Afghan refugees face looming unemployment crisis
PHILADELPHIA — Cathryn Miller-Wilson has worked in immigration long enough to know when a crisis is walking toward her.
And right now the director of HIAS Pennsylvania hears the sound of moving feet — a slow-motion calamity that could dramatically affect the lives of some 76,000 Afghan evacuees who were brought to the United States when their country fell to the Taliban in August 2021.
Those newcomers — including about 800 who were resettled in the Philadelphia area — face the prospect of mass unemployment, with their work authorizations set to expire this summer. They have found work across industries, as cashiers, in warehouses, even helping fellow evacuees in immigration agencies.
“This is a huge, looming crisis,” said MillerWilson, whose agency supports low-income immigrants in building new lives. “Nobody seems to be doing anything about it.”
If August seems distant, six months away, she said, then consider the glacial pace of the nation’s immigration apparatus. For Afghan war allies, the problem lies in how the Biden administration brought them and their families into the country.

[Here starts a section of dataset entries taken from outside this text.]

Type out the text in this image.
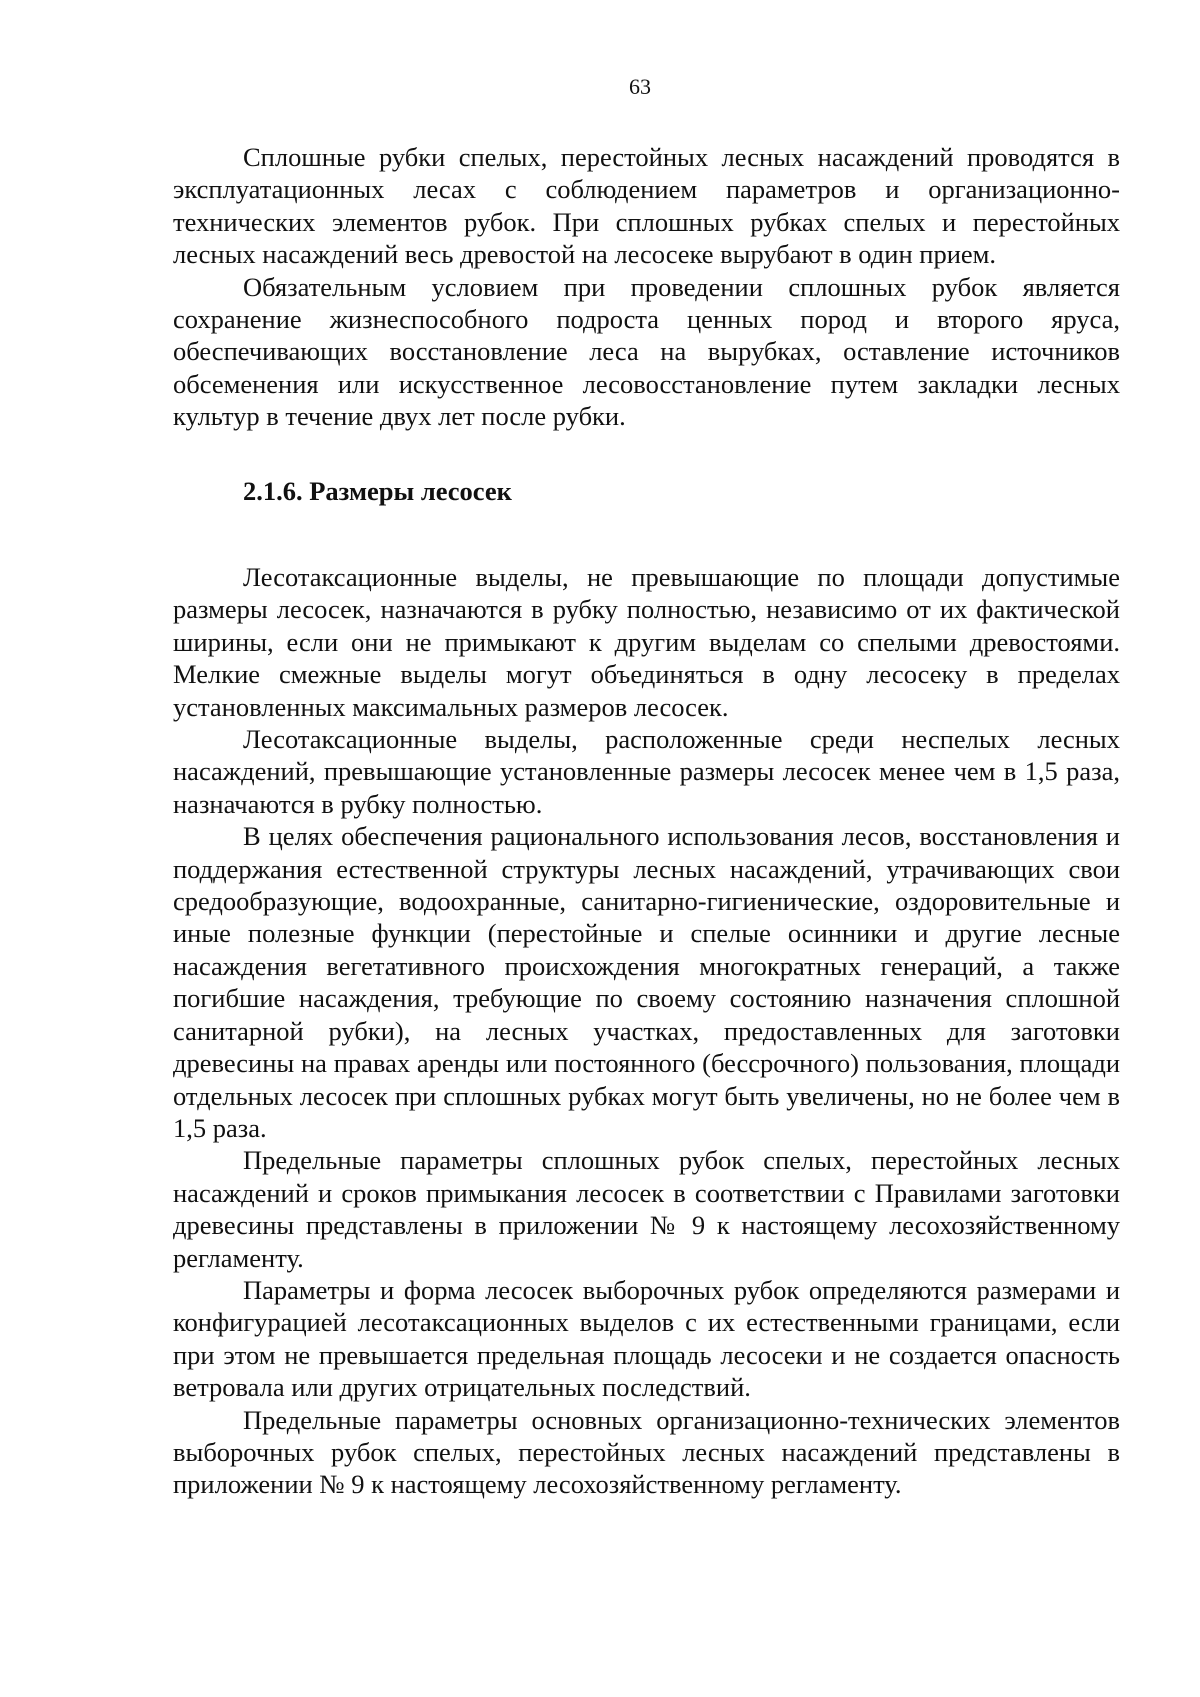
63

Сплошные рубки спелых, перестойных лесных насаждений проводятся в эксплуатационных лесах с соблюдением параметров и организационно-технических элементов рубок. При сплошных рубках спелых и перестойных лесных насаждений весь древостой на лесосеке вырубают в один прием.

Обязательным условием при проведении сплошных рубок является сохранение жизнеспособного подроста ценных пород и второго яруса, обеспечивающих восстановление леса на вырубках, оставление источников обсеменения или искусственное лесовосстановление путем закладки лесных культур в течение двух лет после рубки.

2.1.6. Размеры лесосек

Лесотаксационные выделы, не превышающие по площади допустимые размеры лесосек, назначаются в рубку полностью, независимо от их фактической ширины, если они не примыкают к другим выделам со спелыми древостоями. Мелкие смежные выделы могут объединяться в одну лесосеку в пределах установленных максимальных размеров лесосек.

Лесотаксационные выделы, расположенные среди неспелых лесных насаждений, превышающие установленные размеры лесосек менее чем в 1,5 раза, назначаются в рубку полностью.

В целях обеспечения рационального использования лесов, восстановления и поддержания естественной структуры лесных насаждений, утрачивающих свои средообразующие, водоохранные, санитарно-гигиенические, оздоровительные и иные полезные функции (перестойные и спелые осинники и другие лесные насаждения вегетативного происхождения многократных генераций, а также погибшие насаждения, требующие по своему состоянию назначения сплошной санитарной рубки), на лесных участках, предоставленных для заготовки древесины на правах аренды или постоянного (бессрочного) пользования, площади отдельных лесосек при сплошных рубках могут быть увеличены, но не более чем в 1,5 раза.

Предельные параметры сплошных рубок спелых, перестойных лесных насаждений и сроков примыкания лесосек в соответствии с Правилами заготовки древесины представлены в приложении № 9 к настоящему лесохозяйственному регламенту.

Параметры и форма лесосек выборочных рубок определяются размерами и конфигурацией лесотаксационных выделов с их естественными границами, если при этом не превышается предельная площадь лесосеки и не создается опасность ветровала или других отрицательных последствий.

Предельные параметры основных организационно-технических элементов выборочных рубок спелых, перестойных лесных насаждений представлены в приложении № 9 к настоящему лесохозяйственному регламенту.
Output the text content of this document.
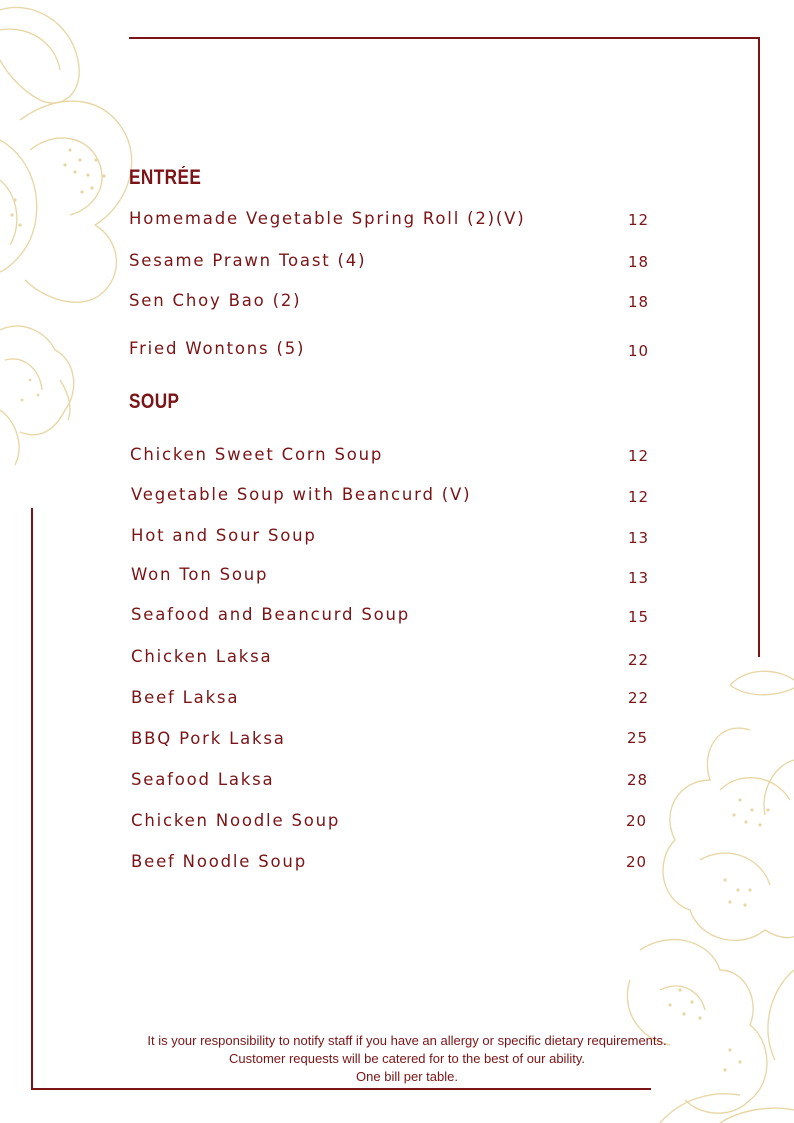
ENTRÉE
Homemade Vegetable Spring Roll (2)(V)	12
Sesame Prawn Toast (4)	18
Sen Choy Bao (2)	18
Fried Wontons (5)	10
SOUP
Chicken Sweet Corn Soup	12
Vegetable Soup with Beancurd (V)	12
Hot and Sour Soup	13
Won Ton Soup	13
Seafood and Beancurd Soup	15
Chicken Laksa	22
Beef Laksa	22
BBQ Pork Laksa	25
Seafood Laksa	28
Chicken Noodle Soup	20
Beef Noodle Soup	20
It is your responsibility to notify staff if you have an allergy or specific dietary requirements.
Customer requests will be catered for to the best of our ability.
One bill per table.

Politicians, government officials, and news reporters commonly describe the evacuees as “refugees.” While they fit the U.N. definition — someone who crossed an international border to escape violence or crisis in their homeland — almost none are legally designated as refugees.

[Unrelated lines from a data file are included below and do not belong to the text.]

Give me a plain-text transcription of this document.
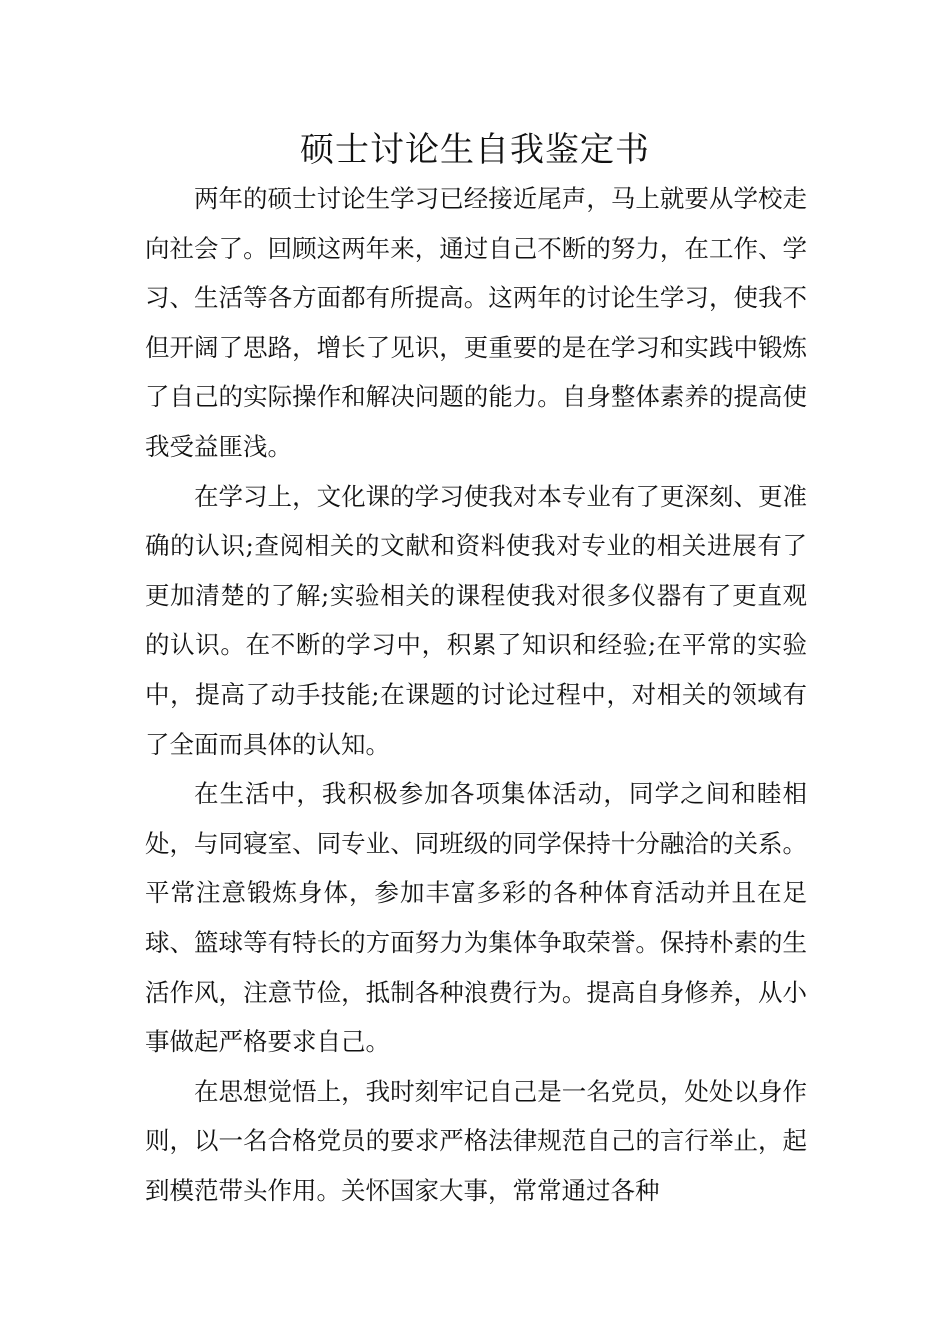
硕士讨论生自我鉴定书

两年的硕士讨论生学习已经接近尾声，马上就要从学校走向社会了。回顾这两年来，通过自己不断的努力，在工作、学习、生活等各方面都有所提高。这两年的讨论生学习，使我不但开阔了思路，增长了见识，更重要的是在学习和实践中锻炼了自己的实际操作和解决问题的能力。自身整体素养的提高使我受益匪浅。

在学习上，文化课的学习使我对本专业有了更深刻、更准确的认识;查阅相关的文献和资料使我对专业的相关进展有了更加清楚的了解;实验相关的课程使我对很多仪器有了更直观的认识。在不断的学习中，积累了知识和经验;在平常的实验中，提高了动手技能;在课题的讨论过程中，对相关的领域有了全面而具体的认知。

在生活中，我积极参加各项集体活动，同学之间和睦相处，与同寝室、同专业、同班级的同学保持十分融洽的关系。平常注意锻炼身体，参加丰富多彩的各种体育活动并且在足球、篮球等有特长的方面努力为集体争取荣誉。保持朴素的生活作风，注意节俭，抵制各种浪费行为。提高自身修养，从小事做起严格要求自己。

在思想觉悟上，我时刻牢记自己是一名党员，处处以身作则，以一名合格党员的要求严格法律规范自己的言行举止，起到模范带头作用。关怀国家大事，常常通过各种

That’s a specific immigration status, one that comes with benefits and privileges, including the ability to live here permanently and to seek U.S. citizenship.
Instead, almost all the Afghans were admitted under what’s called humanitarian parole, which is a permission to enter the country, not an immigration status. It’s temporary. It provides no automatic path to permanent residency or citizenship.
Instead, Congress tied Afghans’ permission to work to their humanitarian parole. The idea was that evacuees would apply for asylum, and that designation would confer the right to live and work in the United States and to seek citizenship.
But applications for asylum have exploded — a record 1.6 million cases as of December 2022, according to the Transactional Records Clearinghouse at Syracuse University. The wait time for a typical asylum case to be heard is nearly five years.
Every Afghan client of HIAS Pennsylvania has filed for asylum, and none of the 26 has received a ruling, Miller-Wilson said.
Hili Chakhansuri knows what that’s like for fellow evacuees. The former Afghanistan government official and diplomat spent months living with thousands of other arrivals in South Jersey at Joint Base McGuireDix-Lakehurst, one of the military bases where newcomers were temporarily housed.
She received asylum, she said, after being able to enlist the help of an immigration attorney. But she’s heard from more than a hundred Afghans around the country who have no asylum and now face the expiration of their parole and work permits.
“They are confused and concerned about what to do,” she said.
In Afghanistan, Chakhansuri worked as an officer in the Ministry of Foreign Affairs, putting her at risk of harm from the Taliban. Last year she relocated to Los Angeles, married, and gave birth to a baby boy. She and her husband started the Salaam Family Foundation to teach English online to Afghan girls in Afghanistan, where they are barred from education.
She tries to help other Afghan evacuees, whose skills can vary widely. Many know little English and don’t have money to hire immigration lawyers. Even with money, figuring out the application system can be daunting.
“Most of these refugees are not familiar about how to file asylum or hire attorneys,” she said, “and the fees for attorneys are high.”